Carbohydrates are energy storage molecules with at least one carbonyl group. They are also found in protective and supportive structures as well as in some enzymes and nucleic acids. There are three major size classes: monosaccharide are simple sugars, oligosaccharides are chains of up to twenty monosaccharide, and polysaccharides are chains larger than twenty.

D-glucose is the main source of energy for many organisms and is stored intracellularly in polymeric form. The most common glucose storage homoglycans are starch and glycogen. Plants and fungi store glucose as starch, while animals store it as glycogen. Bacteria may store glucose as either starch or glycogen.

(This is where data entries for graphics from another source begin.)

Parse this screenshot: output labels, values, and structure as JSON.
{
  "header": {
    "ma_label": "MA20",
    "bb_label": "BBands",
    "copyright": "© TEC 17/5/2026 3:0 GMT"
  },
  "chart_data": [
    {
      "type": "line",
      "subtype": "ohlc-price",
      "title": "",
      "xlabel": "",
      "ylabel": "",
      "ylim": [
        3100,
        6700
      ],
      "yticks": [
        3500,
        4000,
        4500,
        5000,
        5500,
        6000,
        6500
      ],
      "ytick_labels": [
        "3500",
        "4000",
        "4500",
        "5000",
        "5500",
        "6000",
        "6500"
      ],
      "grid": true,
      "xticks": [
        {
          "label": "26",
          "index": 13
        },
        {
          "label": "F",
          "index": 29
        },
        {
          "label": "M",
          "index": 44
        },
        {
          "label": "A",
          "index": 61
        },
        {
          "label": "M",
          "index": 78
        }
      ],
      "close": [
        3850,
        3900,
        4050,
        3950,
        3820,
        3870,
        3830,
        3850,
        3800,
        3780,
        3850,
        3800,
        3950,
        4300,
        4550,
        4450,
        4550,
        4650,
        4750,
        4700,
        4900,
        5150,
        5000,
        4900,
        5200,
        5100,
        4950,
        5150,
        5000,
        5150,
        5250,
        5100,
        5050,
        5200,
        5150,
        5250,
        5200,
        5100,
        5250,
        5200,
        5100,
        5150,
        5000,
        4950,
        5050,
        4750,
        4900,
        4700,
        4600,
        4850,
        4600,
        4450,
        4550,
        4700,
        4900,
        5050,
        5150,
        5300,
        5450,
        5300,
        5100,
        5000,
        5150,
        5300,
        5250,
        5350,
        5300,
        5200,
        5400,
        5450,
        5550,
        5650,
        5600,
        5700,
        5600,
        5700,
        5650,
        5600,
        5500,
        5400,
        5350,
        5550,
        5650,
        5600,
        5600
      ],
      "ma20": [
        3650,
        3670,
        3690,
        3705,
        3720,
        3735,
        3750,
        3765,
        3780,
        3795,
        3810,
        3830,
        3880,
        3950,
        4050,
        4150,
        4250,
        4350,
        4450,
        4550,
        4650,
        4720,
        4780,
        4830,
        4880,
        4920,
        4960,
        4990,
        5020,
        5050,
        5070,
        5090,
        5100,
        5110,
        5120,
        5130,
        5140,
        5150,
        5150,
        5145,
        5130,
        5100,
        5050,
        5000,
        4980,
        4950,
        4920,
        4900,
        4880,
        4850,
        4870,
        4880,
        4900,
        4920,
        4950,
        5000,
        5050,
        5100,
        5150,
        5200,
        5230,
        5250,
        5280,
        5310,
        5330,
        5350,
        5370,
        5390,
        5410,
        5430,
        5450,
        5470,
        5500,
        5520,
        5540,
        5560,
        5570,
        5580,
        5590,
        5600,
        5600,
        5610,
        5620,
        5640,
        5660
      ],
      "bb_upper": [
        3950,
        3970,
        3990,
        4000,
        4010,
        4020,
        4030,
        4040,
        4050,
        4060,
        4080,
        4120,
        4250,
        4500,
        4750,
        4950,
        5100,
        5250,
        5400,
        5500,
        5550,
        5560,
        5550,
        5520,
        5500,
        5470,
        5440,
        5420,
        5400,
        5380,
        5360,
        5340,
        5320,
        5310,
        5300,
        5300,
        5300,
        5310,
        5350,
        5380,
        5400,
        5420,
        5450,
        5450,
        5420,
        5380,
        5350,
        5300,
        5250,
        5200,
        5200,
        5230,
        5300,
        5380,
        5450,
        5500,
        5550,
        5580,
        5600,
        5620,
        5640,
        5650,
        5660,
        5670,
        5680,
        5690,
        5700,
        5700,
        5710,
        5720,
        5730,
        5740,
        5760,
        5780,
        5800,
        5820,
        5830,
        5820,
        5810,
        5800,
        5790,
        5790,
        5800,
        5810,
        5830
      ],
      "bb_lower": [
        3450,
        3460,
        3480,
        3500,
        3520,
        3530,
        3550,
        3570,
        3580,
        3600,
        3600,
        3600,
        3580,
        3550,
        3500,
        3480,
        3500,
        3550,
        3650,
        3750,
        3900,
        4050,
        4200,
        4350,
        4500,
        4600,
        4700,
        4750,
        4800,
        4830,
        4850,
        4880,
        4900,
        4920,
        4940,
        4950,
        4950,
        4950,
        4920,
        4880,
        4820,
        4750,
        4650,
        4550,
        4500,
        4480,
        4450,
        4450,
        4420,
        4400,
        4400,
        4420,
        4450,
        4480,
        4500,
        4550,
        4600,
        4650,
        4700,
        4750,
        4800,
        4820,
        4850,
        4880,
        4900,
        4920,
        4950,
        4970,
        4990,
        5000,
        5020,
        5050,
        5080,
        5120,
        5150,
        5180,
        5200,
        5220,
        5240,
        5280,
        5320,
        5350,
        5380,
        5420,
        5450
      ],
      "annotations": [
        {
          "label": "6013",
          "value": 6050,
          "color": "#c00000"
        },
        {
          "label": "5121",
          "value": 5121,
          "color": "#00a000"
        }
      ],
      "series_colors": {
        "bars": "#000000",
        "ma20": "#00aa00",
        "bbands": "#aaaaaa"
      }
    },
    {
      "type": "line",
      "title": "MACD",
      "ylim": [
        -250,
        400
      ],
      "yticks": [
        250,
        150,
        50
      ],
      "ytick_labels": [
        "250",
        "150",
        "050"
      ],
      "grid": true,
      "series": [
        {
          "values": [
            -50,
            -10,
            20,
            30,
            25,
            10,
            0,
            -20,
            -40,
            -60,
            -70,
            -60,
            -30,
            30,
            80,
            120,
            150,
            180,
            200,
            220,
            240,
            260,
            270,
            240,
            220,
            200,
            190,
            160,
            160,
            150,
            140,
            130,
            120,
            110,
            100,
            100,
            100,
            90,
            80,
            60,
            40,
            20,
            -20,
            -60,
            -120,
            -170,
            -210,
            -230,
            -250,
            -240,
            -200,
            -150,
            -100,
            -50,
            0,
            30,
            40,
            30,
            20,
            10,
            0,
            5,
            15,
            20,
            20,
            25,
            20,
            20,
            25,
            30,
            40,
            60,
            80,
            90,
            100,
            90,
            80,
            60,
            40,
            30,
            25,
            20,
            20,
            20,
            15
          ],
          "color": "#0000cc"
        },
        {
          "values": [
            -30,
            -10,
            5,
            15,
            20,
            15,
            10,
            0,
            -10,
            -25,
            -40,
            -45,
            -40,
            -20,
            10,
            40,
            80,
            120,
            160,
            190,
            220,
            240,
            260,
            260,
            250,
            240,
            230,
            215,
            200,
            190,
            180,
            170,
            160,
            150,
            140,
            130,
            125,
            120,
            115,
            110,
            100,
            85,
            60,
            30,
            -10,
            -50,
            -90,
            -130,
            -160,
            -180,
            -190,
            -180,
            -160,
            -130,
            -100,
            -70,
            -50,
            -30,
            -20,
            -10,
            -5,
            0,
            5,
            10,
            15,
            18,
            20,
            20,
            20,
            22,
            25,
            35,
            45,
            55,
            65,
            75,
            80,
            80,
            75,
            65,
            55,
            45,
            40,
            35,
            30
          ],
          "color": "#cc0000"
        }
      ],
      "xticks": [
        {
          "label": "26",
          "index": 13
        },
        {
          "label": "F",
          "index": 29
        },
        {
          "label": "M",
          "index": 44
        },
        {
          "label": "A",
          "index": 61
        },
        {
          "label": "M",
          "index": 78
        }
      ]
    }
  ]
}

There are two forms of starch: amylose and amylopectin. Amylose is an unbranched polymer of 100 to 1000 D-glucose molecules attached to each other by alpha-1-to-4 bonds. Amylopectin is a branched version of amylose., were branches are attached by apha-1-to-6 glucosidic bonds to linear chains of residues linked by alpha-1-to-4 glucosidic bonds. Branches occur on average every 25 residues, with side chains containing about 15-25 glucose residues. Some chains are themselves branched. Amylopectin isolated from cells contains 300-600 glucose residues.

Glycogen is a branched polymer of glucose, with the same linkages as amylopectin but smaller branches occurring more frequently, about every 8-12 residues. Glycogen molecules are larger than starch molecules.